Like Flemish Energy Minister Zuhal Demir and French President Emmanuel Macron, Alexander De Croo is in favour of a “pause” in European climate legislation, the Belgian Prime Minister said on VRT’s Terzake programme on Tuesday evening.
“At some point, you have to make a choice. Is this the right time to do everything at once?” he asked.
For De Croo, legislation should not be “overloaded” by tightening standards for nitrogen, nature restoration and biodiversity, in addition to targets for CO2 emissions.
That would have two negative consequences, he said: firstly, industry would not be able to keep up, and the CO2 reduction targets would not be met, and secondly, the current climate momentum would be lost.

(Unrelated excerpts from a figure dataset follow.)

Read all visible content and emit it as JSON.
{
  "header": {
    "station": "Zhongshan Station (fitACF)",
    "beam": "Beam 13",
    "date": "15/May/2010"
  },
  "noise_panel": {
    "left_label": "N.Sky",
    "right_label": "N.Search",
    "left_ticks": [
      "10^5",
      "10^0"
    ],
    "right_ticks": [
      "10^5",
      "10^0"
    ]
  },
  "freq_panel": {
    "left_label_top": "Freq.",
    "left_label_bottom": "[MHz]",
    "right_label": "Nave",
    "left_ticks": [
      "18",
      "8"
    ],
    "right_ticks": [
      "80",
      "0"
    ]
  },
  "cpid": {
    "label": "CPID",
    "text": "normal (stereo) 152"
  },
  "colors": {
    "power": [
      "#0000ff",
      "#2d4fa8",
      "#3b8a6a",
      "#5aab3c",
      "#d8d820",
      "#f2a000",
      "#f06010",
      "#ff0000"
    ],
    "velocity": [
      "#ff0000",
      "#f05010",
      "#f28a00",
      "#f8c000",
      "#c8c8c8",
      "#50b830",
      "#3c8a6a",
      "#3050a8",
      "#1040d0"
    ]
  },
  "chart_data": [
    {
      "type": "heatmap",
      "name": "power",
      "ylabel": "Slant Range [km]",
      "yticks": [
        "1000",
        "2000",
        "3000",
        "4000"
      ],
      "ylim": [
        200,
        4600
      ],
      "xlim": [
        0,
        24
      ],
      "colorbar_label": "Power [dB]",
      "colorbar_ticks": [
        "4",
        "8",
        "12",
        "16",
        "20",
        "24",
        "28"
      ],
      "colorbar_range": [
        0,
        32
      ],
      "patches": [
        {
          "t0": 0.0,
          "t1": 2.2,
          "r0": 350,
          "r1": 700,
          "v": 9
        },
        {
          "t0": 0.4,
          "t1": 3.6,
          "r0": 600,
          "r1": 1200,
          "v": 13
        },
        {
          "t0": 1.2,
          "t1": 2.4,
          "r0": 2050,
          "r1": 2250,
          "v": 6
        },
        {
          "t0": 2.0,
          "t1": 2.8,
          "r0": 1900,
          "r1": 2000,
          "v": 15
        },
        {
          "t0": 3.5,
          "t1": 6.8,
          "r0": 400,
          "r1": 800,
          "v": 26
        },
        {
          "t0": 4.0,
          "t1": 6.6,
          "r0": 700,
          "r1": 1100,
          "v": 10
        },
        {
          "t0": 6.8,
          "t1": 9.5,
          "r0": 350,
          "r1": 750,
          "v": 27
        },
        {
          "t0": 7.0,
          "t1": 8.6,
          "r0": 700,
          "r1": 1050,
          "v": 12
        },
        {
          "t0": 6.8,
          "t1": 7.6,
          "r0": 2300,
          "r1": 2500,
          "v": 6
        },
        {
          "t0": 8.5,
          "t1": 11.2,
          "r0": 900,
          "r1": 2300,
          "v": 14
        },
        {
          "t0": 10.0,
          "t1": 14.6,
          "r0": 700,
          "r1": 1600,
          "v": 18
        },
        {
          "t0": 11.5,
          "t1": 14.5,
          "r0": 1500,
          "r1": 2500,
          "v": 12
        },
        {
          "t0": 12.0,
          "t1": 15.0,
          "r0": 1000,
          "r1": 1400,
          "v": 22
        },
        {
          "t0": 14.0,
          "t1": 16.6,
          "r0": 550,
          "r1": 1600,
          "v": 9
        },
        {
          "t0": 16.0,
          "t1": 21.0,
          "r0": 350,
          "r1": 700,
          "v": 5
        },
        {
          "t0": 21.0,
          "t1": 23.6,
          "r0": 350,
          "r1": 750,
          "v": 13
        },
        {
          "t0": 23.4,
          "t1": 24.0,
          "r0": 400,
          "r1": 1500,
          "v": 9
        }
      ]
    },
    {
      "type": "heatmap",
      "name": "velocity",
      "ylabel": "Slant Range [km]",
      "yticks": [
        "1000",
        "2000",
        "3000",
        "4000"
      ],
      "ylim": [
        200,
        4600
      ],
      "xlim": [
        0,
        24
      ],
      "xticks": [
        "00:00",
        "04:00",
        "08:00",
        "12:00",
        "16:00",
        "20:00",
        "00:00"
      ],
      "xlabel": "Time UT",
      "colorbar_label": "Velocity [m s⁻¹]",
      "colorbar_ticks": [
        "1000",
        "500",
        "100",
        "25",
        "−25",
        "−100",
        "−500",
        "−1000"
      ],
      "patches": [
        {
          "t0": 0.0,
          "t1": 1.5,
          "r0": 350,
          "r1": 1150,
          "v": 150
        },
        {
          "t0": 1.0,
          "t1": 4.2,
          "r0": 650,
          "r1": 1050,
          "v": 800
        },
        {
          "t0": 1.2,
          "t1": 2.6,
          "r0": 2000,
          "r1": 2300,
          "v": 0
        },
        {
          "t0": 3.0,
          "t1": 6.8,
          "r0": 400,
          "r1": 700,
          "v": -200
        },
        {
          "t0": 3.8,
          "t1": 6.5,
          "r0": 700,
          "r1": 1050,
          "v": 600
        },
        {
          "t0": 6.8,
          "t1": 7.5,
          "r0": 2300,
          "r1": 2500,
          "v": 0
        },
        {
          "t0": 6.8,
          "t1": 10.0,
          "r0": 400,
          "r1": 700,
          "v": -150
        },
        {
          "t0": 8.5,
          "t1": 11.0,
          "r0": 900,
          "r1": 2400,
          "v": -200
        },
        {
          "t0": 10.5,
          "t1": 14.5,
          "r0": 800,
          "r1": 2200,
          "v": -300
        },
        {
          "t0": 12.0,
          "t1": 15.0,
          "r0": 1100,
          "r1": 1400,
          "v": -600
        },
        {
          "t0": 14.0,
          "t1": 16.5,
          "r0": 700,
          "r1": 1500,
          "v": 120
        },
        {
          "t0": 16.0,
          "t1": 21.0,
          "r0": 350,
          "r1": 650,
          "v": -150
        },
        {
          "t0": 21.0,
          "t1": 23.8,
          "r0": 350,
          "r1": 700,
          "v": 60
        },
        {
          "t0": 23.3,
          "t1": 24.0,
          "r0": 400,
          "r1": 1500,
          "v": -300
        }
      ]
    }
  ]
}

“That’s why I’m asking to press ‘pause’. Let’s not go too far with things that, strictly speaking, have nothing to do with global warming,” the Prime Minister recommended. “These other issues are just as important, but they need to be phased in more.”
The first reactions to the Prime’s Minister’s remarks were not long in coming.
Zuhal Demir said she was “surprised.” “The federal government’s shift is a good thing, but it’s not enough,” the Flemish energy minister said.
Coalition-partner Groen deemed De Croo’s statements “scandalous” and said they were “not covered by the government.”
“European agreements are not paper rags,” Groen co-chairs Jeremie Vaneeckhout and Nadia Naji commented. “Nature and climate are inseparable. It is not a pause that we need, but an acceleration.”